Про Чукотана и впрямь забыли. Жалобе какого-то Э-кина ходу не дали. И служил прадед в жарких местах, а потом ушел на Великую войну и вернулся с нее увешанный медалями, хоть и без руки.

Девчонка паренька почти не слушала, потому что пугал ее не однорукий прадед, а едва уловимый метельный голос:

– Зяб…лл… Зяблл… ух…

Сгоревший, сработанный дух – как тот керосиновый выхлоп, как сизый газок тарахтящего байка – взлетел в метельный час над Анадырем!..


Бывший пост Ново-Мариинск теперь куда как чище, местами веселей. Давным-давно никого на льду Казачки не расстреливают, давно не пугают друг друга земляным китом, выбирающимся на поверхность из вечной мерзлоты во времена мятежей-смут, грубо и страшно переступающим шестью бронированными лапами.

От этой «нерасстрельности», от этой сдержанной красоты дух Зяблух раздраженно передергивает громадными плечами. Медвежья морда его наливается сизо-серой призрачной кровью. Он летит от Верблюжьей сопки и сразу двумя ветрами поворачивает к памятнику первым ревкомовцам. И у его подножия, урча, как пес, стихает. Потому что чует: его бесконечное существование, его беспрерывное шатание «меж двор» можно преодолеть только одним – слиянием с кем-то живым! И лучше всего слиться с Еленой небесной, которую он променял на любовь к революции, от простоватости души послал переговорщицей, которую могли, а может, и должны были тут же кончить…

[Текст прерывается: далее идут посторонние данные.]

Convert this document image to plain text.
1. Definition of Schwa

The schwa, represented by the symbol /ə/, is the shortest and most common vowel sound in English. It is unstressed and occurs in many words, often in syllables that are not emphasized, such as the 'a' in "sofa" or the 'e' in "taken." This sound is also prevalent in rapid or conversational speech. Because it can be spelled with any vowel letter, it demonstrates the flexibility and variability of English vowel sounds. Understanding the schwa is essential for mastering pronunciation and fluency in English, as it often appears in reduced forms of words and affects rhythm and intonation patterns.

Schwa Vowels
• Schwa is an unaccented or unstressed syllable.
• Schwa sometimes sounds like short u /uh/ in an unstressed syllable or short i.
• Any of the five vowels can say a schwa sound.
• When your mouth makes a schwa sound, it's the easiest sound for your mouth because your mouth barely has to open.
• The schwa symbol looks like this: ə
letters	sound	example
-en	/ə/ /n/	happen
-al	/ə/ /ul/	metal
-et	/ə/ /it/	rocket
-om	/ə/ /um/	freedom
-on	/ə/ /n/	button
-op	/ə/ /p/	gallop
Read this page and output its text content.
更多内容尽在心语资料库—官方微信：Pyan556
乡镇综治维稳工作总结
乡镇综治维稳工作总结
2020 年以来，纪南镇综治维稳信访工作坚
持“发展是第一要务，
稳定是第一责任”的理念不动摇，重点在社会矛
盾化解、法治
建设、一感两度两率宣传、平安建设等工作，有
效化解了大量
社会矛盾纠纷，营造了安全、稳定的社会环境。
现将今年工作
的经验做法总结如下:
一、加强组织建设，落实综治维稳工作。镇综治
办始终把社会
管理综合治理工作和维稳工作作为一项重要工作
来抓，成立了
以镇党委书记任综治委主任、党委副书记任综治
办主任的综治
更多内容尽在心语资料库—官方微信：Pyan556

Длится и никак не закончится март 2017-го. И от такой досадной недоконченности природной и человеческой истории вокруг памятника первым ревкомовцам начинается дикая круговерть! Дух Зяблух пытается войти в себя каменного. Опять и снова хочет стать подручным машиниста на крейсере «Олег», а потом председателем ревкома Безруковым-Мандриковым… Но ему это не удается, опять и снова рассекается он метельным телом о постамент, и рычит, и воет нечленораздельно, и сорит звуками, в которых иногда слышатсяи слова человеческие вроде таких: «не бандит… ревлюцнэр… кооп-матрос».


И паренек с девушкой, укрывшиеся от бурана за памятником, этой метельной речи верят.

Длится март 2017-го, длится и никак не перетечет в апрель. И от этой дикой зимы, от этой ворчащей метели появляются то там, то здесь малые снежные смерчи. Но только все они просто ничто, когда рядом появляется дух Зяблух!

Видом Зяблух огромен и дик, как полукилометровый сгусток пурги, отслоившийся от основного метельного тела. Короткомордый и горбатый, как пещерный медведь, но не бурый, а сизо-серый, громко клацает он ледяными когтями-ресницами. Когти – ресницы верхние, когти – ресницы нижние! Он – человек-пурга. Он – надувной, раскинувшийся метельным телом на сотни метров человек-медведь! Он устал и неслыханно одинок. Другие низкие и высокие духи, витающие над Чукоткой, резко пикирующие вниз и в сторону при виде церкви или поклонного креста, его к себе и на пушечный выстрел не подпускают.